This was a personal project in which I attempted to predict the result of the remaining premier league games and the final premier league table for the 2019/20 season.

Premier league ball

The premier league is a 38 games competition where the best teams in England compete for the title, qualification to the top european competition (Champions League) and 2nd european competition (Europa League) and try to avoid relegation to a lower division. So, for most seasons for all teams every game count no matter where you are in the table and what you are trying to achieve. However, this season Liverpool are most certainly going to win the title and Manchester city seem to be set for 2nd. But there is some debate over who will get 3rd and 4th and who will go down. This is important as it has huge financial implications and can change a clubs’ transfer planning.
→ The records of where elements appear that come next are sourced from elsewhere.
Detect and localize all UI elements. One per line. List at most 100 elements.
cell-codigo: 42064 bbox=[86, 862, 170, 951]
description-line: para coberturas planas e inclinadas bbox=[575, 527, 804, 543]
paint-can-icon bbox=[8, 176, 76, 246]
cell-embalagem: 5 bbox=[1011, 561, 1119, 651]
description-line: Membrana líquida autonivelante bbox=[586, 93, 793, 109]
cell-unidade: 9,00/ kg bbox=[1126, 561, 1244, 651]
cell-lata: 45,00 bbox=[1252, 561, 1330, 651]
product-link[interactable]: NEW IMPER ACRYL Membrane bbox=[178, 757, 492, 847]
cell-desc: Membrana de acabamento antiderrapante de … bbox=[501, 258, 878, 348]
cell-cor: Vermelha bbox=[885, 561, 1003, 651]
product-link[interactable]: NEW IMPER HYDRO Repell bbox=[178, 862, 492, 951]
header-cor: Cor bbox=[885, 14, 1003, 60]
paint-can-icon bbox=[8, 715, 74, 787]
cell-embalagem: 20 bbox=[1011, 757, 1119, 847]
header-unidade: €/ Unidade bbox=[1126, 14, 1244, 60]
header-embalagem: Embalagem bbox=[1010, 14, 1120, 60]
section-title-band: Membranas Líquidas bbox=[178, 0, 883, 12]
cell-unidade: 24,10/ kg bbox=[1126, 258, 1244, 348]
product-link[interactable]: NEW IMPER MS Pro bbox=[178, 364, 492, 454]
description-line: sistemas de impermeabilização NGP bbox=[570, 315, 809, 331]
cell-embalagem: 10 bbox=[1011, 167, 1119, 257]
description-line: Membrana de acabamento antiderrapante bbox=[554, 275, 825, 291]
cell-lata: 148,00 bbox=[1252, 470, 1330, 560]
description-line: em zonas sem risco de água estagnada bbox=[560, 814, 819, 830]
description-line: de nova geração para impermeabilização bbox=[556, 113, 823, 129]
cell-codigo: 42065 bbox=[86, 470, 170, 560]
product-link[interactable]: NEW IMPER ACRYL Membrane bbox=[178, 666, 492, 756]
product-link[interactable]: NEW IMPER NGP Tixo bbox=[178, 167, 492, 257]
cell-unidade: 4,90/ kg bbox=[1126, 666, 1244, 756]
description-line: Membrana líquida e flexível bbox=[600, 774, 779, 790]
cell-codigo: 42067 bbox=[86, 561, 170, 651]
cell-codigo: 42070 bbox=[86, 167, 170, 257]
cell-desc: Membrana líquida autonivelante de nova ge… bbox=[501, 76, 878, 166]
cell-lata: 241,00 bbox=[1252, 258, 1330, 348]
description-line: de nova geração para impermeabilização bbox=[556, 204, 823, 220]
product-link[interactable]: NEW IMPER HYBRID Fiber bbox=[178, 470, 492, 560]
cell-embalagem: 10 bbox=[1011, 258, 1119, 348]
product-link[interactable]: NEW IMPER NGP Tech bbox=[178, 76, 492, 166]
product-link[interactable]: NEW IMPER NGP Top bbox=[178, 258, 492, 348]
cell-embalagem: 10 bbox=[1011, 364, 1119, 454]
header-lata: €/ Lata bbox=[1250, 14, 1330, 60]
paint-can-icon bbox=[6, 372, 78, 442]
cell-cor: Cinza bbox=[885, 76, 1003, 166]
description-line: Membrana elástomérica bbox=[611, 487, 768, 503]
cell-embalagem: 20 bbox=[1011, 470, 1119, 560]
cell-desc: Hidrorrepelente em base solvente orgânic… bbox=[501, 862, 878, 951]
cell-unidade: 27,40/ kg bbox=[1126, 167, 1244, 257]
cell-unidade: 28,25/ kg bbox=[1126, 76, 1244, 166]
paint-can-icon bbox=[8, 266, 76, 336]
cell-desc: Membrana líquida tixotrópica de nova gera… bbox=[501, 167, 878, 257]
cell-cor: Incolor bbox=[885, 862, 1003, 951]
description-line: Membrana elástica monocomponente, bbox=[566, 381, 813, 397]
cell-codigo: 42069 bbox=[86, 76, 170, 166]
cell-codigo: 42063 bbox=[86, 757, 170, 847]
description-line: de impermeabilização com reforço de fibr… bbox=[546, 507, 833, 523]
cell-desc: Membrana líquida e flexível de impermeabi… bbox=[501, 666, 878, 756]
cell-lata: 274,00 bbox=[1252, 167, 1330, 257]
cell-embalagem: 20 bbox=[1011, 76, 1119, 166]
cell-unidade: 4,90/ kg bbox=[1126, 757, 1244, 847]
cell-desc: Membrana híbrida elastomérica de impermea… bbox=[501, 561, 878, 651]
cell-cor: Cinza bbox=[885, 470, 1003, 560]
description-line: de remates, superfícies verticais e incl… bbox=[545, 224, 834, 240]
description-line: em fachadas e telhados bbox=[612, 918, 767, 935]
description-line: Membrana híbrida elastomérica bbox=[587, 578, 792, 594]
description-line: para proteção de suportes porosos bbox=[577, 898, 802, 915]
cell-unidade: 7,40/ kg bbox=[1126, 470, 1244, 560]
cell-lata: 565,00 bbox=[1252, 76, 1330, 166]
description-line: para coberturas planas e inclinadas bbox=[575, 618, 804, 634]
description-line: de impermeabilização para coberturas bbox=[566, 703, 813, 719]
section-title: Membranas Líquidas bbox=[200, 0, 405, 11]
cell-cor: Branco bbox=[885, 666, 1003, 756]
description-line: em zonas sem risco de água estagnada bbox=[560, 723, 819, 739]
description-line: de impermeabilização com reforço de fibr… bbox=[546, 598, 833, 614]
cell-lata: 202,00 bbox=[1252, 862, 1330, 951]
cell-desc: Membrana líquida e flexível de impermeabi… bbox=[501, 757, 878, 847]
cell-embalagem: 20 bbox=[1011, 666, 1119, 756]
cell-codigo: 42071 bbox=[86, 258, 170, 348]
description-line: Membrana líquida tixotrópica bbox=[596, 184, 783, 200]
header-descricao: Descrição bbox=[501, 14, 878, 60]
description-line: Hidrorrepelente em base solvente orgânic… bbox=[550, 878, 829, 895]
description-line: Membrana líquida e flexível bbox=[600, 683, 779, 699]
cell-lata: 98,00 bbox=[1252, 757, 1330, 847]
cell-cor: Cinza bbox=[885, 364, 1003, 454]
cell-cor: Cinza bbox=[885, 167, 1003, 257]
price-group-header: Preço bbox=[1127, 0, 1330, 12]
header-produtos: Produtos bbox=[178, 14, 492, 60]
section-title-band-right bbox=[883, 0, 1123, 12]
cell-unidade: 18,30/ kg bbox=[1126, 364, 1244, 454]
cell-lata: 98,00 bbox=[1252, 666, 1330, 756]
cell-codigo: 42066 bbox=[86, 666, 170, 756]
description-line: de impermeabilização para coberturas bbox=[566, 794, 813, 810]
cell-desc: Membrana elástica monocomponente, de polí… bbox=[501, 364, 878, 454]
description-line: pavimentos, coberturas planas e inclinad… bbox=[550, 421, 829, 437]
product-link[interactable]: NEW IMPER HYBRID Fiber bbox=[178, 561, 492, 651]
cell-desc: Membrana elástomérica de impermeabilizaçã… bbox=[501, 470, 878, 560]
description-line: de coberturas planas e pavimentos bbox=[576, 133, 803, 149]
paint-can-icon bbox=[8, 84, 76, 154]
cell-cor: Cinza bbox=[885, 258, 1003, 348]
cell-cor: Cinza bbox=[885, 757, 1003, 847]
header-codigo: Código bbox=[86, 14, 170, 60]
So I wanted to predict the final result and table to see where the team I support (Manchester United) would end up.

Tools and environment

  • Python 2.7
  • Jupyter Notebook
  • Numpy
  • Pandas
  • Matplotlib
  • Scikit-learn (LogisticRegression)

Dataset

Datasets from football-data, Kaggle and soccersoda were selected for the premier league games that were played, the remaining fixtures and the historical premier league games dataset. Taking care to remove games that where either team were not in the current premier league season from the historical dataset as I didn’t want those result to add weight and potentially bias the model.
Dataset EDA

Building the model

A logistic regression over a linear regression was selected for the model. With logistic regression there are a finite number of outcomes that can be predicted whereas a linear regression has an infinite number of outcomes. In football there are only three possible outcome of a match: win, lose or draw. So, there isn’t infinite outcomes for a match. In addition to this it also had one of the higher accuracy when looking at model using similar analytical techniques.

Results

The model accuracy is 52%. Not the best accuracy but it can be improved. Let see how it does with the game and results prediction. Image of the final table vs current table.
Model Accuracy
Premier league ball
Premier Table

From the table some key observations:

  • Liverpool win the title with 89 points
  • Leicester, Manchester City and Chelsea finished 2nd,3rd and 4th respectively and qualify for champions league
  • Manchester United and Wolves get 5th and 6th respectively and qualify for Europa league
  • Watford, Sheffield United, Brighton get relegated to the championship

As mentioned before the model accuracy could be improved as there are a few result that are unlikely at this point in the season e.g. Sheffield United getting relegated. But there are obvious application in not only sport industry (betting) but also other industry e.g. in marketing it can be used to predict sales and help make informed decisions.